Please use this identifier to cite or link to this item: https://www.um.edu.mt/library/oar/handle/123456789/104640
Title: Grounded textual entailment
Authors: Trong Vu, Hoa
Greco, Claudio
Erofeeva, Aliia
Jafaritazehjan, Somayeh
Linders, Guido
Tanti, Marc
Testoni, Alberto
Bernardi, Raffaella
Gatt, Albert
Keywords: Semantic computing
Error-correcting codes (Information theory)
Data sets
Issue Date: 2018
Publisher: Association for Computational Linguistics
Citation: Trong Vu, H., Greco, C., Erofeeva, A., Jafaritazehjan, S., Linders, G., Tanti, M. . . Gatt, A. (2018). Grounded textual entailment. Proceedings of the 27th International Conference on Computational Linguistics, Santa Fe. 2354-2368.

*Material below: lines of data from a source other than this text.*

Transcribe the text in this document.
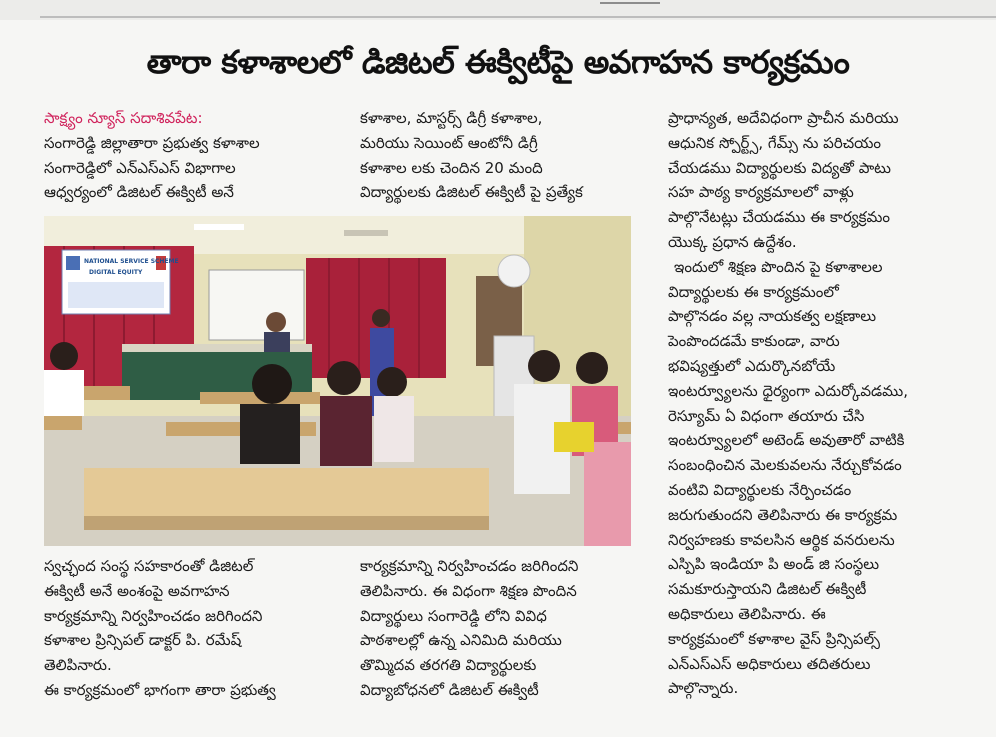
తారా కళాశాలలో డిజిటల్ ఈక్విటీపై అవగాహన కార్యక్రమం

సాక్ష్యం న్యూస్ సదాశివపేట:

సంగారెడ్డి జిల్లాతారా ప్రభుత్వ కళాశాల

సంగారెడ్డిలో ఎన్ఎస్ఎస్ విభాగాల

ఆధ్వర్యంలో డిజిటల్ ఈక్విటీ అనే

కళాశాల, మాస్టర్స్ డిగ్రీ కళాశాల,

మరియు సెయింట్ ఆంటోనీ డిగ్రీ

కళాశాల లకు చెందిన 20 మంది

విద్యార్థులకు డిజిటల్ ఈక్విటీ పై ప్రత్యేక

ప్రాధాన్యత, అదేవిధంగా ప్రాచీన మరియు

ఆధునిక స్పోర్ట్స్, గేమ్స్ ను పరిచయం

చేయడము విద్యార్థులకు విద్యతో పాటు

సహ పాఠ్య కార్యక్రమాలలో వాళ్లు

పాల్గొనేటట్లు చేయడము ఈ కార్యక్రమం

యొక్క ప్రధాన ఉద్దేశం.

ఇందులో శిక్షణ పొందిన పై కళాశాలల

విద్యార్థులకు ఈ కార్యక్రమంలో

పాల్గొనడం వల్ల నాయకత్వ లక్షణాలు

పెంపొందడమే కాకుండా, వారు

భవిష్యత్తులో ఎదుర్కొనబోయే

ఇంటర్వ్యూలను ధైర్యంగా ఎదుర్కోవడము,

రెస్యూమ్ ఏ విధంగా తయారు చేసి

ఇంటర్వ్యూలలో అటెండ్ అవుతారో వాటికి

సంబంధించిన మెలకువలను నేర్చుకోవడం

వంటివి విద్యార్థులకు నేర్పించడం

జరుగుతుందని తెలిపినారు ఈ కార్యక్రమ

నిర్వహణకు కావలసిన ఆర్థిక వనరులను

ఎస్పిపి ఇండియా పి అండ్ జి సంస్థలు

సమకూరుస్తాయని డిజిటల్ ఈక్విటీ

అధికారులు తెలిపినారు. ఈ

కార్యక్రమంలో కళాశాల వైస్ ప్రిన్సిపల్స్

ఎన్ఎస్ఎస్ అధికారులు తదితరులు

పాల్గొన్నారు.

NATIONAL SERVICE SCHEME
DIGITAL EQUITY

స్వచ్ఛంద సంస్థ సహకారంతో డిజిటల్

ఈక్విటీ అనే అంశంపై అవగాహన

కార్యక్రమాన్ని నిర్వహించడం జరిగిందని

కళాశాల ప్రిన్సిపల్ డాక్టర్ పి. రమేష్

తెలిపినారు.

ఈ కార్యక్రమంలో భాగంగా తారా ప్రభుత్వ

కార్యక్రమాన్ని నిర్వహించడం జరిగిందని

తెలిపినారు. ఈ విధంగా శిక్షణ పొందిన

విద్యార్థులు సంగారెడ్డి లోని వివిధ

పాఠశాలల్లో ఉన్న ఎనిమిది మరియు

తొమ్మిదవ తరగతి విద్యార్థులకు

విద్యాబోధనలో డిజిటల్ ఈక్విటీ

Abstract: Capturing semantic relations between sentences, such as entailment, is a long-standing challenge for computational semantics. Logic-based models analyse entailment in terms of possible worlds (interpretations, or situations) where a premise P entails a hypothesis H iff in all worlds where P is true, H is also true. Statistical models view this relationship probabilistically, addressing it in terms of whether a human would likely infer H from P. In this paper, we wish to bridge these two perspectives, by arguing for a visually-grounded version of the Textual Entailment task. Specifically, we ask whether models can perform better if, in addition to P and H, there is also an image (corresponding to the relevant “world” or “situation”). We use a multimodal version of the SNLI dataset (Bowman et al., 2015) and we compare “blind” and visually-augmented models of textual entailment. We show that visual information is beneficial, but we also conduct an in-depth error analysis that reveals that current multimodal models are not performing “grounding” in an optimal fashion.